Büyükelçi Saparbekuly, "Bunu da şu anda anlayabiliyoruz. Cumhurbaşkanının hem tutumunu hem bundan sonra gelecek büyük tehditleri görememesi burada bir istihbarat zafiyetinin olduğunu da gösteriyor." değerlendirmesini yaptı.

Hükümetin protestoların başka şehirlere de sıçrama tehlikesini görerek istifa çağrılarına yanıt verdiğini anlatan Saparbekuly, şöyle devam etti:

"Cumhurbaşkanımız bu olaylar başlar başlamaz, halkın gerçekçi taleplerini iletme hakkı olduğunu ama bunu barışçıl ve hukuk zemininde ve karşılıklı diyalog çerçevesinde yürütülmesi gerektiğinin altını çizdi."

"Almatı'nın büyük bir protesto atmosferi yoktu"

Saparbekuly, hükümetin istifasının protestoların dinmesine yetmediğini ve protestoların başka yerlere de sıçradığını belirterek sosyal medyada da yoğun şekilde "halkı galeyana getirip Mangistav'a destek amaçlı sokağa dökmek için" destek kampanyası başlatıldığını dile getirdi.

Büyükelçi, "Yoksa Kazakistan'ın, özellikle sosyoekonomik açıdan birçok bölgeden daha iyi olan Almatı'nın büyük bir protesto atmosferi yoktu." diye konuştu.

Almatı'da 4 Ocak'ta protestocuların toplanmaya başladığını, gece polisin yumuşak müdahalede bulunduğunu anlatan Saparbekuly, 5 Ocak'ta olayların farklı bir boyuta döndüğünü vurguladı.

Saparbekuly, aynı gün ülkede genç askerleri kaybettiklerini belirterek Cumhurbaşkanı Tokayev'in bu olayların ardından protestolara farklı bir şekilde müdahale etmesi gerektirdiğini söyledi.

5 Ocak'ta bu kalabalığın valiliğe yönlendirildiğini aktaran Saparbekuly, "Valilik binası basılmak üzereyken bu terörist ve silahlı gruplar eş zamanlı 5 ve 6 Ocak gecesi Almatı'nın birçok noktasında silahlı saldırı düzenledi." dedi.
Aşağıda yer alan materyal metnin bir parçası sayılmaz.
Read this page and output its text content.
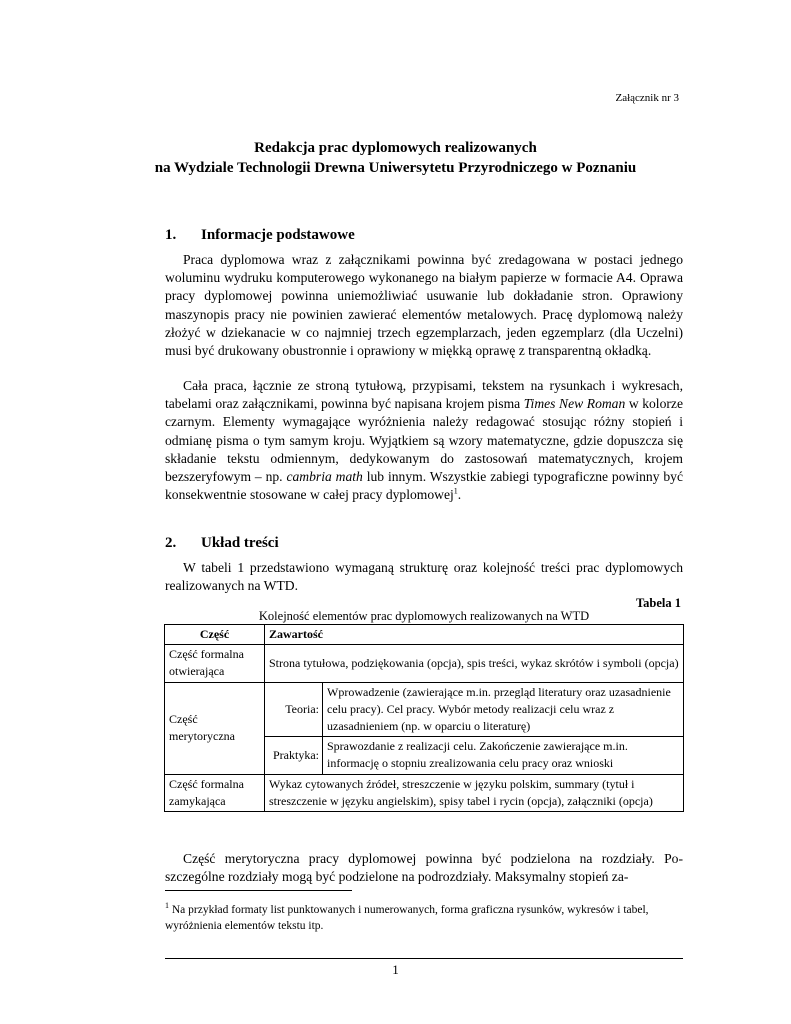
Załącznik nr 3
Redakcja prac dyplomowych realizowanych
na Wydziale Technologii Drewna Uniwersytetu Przyrodniczego w Poznaniu
1. Informacje podstawowe

Praca dyplomowa wraz z załącznikami powinna być zredagowana w postaci jednego woluminu wydruku komputerowego wykonanego na białym papierze w formacie A4. Oprawa pracy dyplomowej powinna uniemożliwiać usuwanie lub dokładanie stron. Oprawiony maszynopis pracy nie powinien zawierać elementów metalowych. Pracę dyplomową należy złożyć w dziekanacie w co najmniej trzech egzemplarzach, jeden egzemplarz (dla Uczelni) musi być drukowany obustronnie i oprawiony w miękką oprawę z transparentną okładką.

Cała praca, łącznie ze stroną tytułową, przypisami, tekstem na rysunkach i wykresach, tabelami oraz załącznikami, powinna być napisana krojem pisma Times New Roman w kolorze czarnym. Elementy wymagające wyróżnienia należy redagować stosując różny stopień i odmianę pisma o tym samym kroju. Wyjątkiem są wzory matematyczne, gdzie dopuszcza się składanie tekstu odmiennym, dedykowanym do zastosowań matematycznych, krojem bezszeryfowym – np. cambria math lub innym. Wszystkie zabiegi typograficzne powinny być konsekwentnie stosowane w całej pracy dyplomowej$^1$.

2. Układ treści

W tabeli 1 przedstawiono wymaganą strukturę oraz kolejność treści prac dyplomowych realizowanych na WTD.

Tabela 1
Kolejność elementów prac dyplomowych realizowanych na WTD
Część	Zawartość	
Część formalna otwierająca	Strona tytułowa, podziękowania (opcja), spis treści, wykaz skrótów i symboli (opcja)	
Część merytoryczna	Teoria:	Wprowadzenie (zawierające m.in. przegląd literatury oraz uzasadnienie celu pracy). Cel pracy. Wybór metody realizacji celu wraz z uzasadnieniem (np. w oparciu o literaturę)
	Praktyka:	Sprawozdanie z realizacji celu. Zakończenie zawierające m.in. informację o stopniu zrealizowania celu pracy oraz wnioski
Część formalna zamykająca	Wykaz cytowanych źródeł, streszczenie w języku polskim, summary (tytuł i streszczenie w języku angielskim), spisy tabel i rycin (opcja), załączniki (opcja)	

Część merytoryczna pracy dyplomowej powinna być podzielona na rozdziały. Poszczególne rozdziały mogą być podzielone na podrozdziały. Maksymalny stopień za-

$^1$ Na przykład formaty list punktowanych i numerowanych, forma graficzna rysunków, wykresów i tabel, wyróżnienia elementów tekstu itp.
1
Saparbekuly, bunların herhangi bir protestocunun yapabileceği bir şey olmadığının, "önceden planlanmış, nasıl yapılacağı belli olan eş zamanlı silahlı terör saldırısı" olduğunun altını çizdi.

Özellikle Almatı'da çatışmaların iki gün boyunca devam ettiğini kaydeden Saparbekuly, "Böyle bir durum Kazakistan açısından büyük bir riski getirdi. Bir anda Almatı şehri devletin kontrolünden çıkmak üzereydi. Neredeyse bütün devlet binaları ele geçirildi. Bazı binalar herhangi bir şekilde karşılıksız olarak bırakılarak ele geçirildi. Özellikle Milli İstihbarat Teşkilatının bölge ofisinin silahsız bırakılması büyük bir sorundur." değerlendirmesinde bulundu.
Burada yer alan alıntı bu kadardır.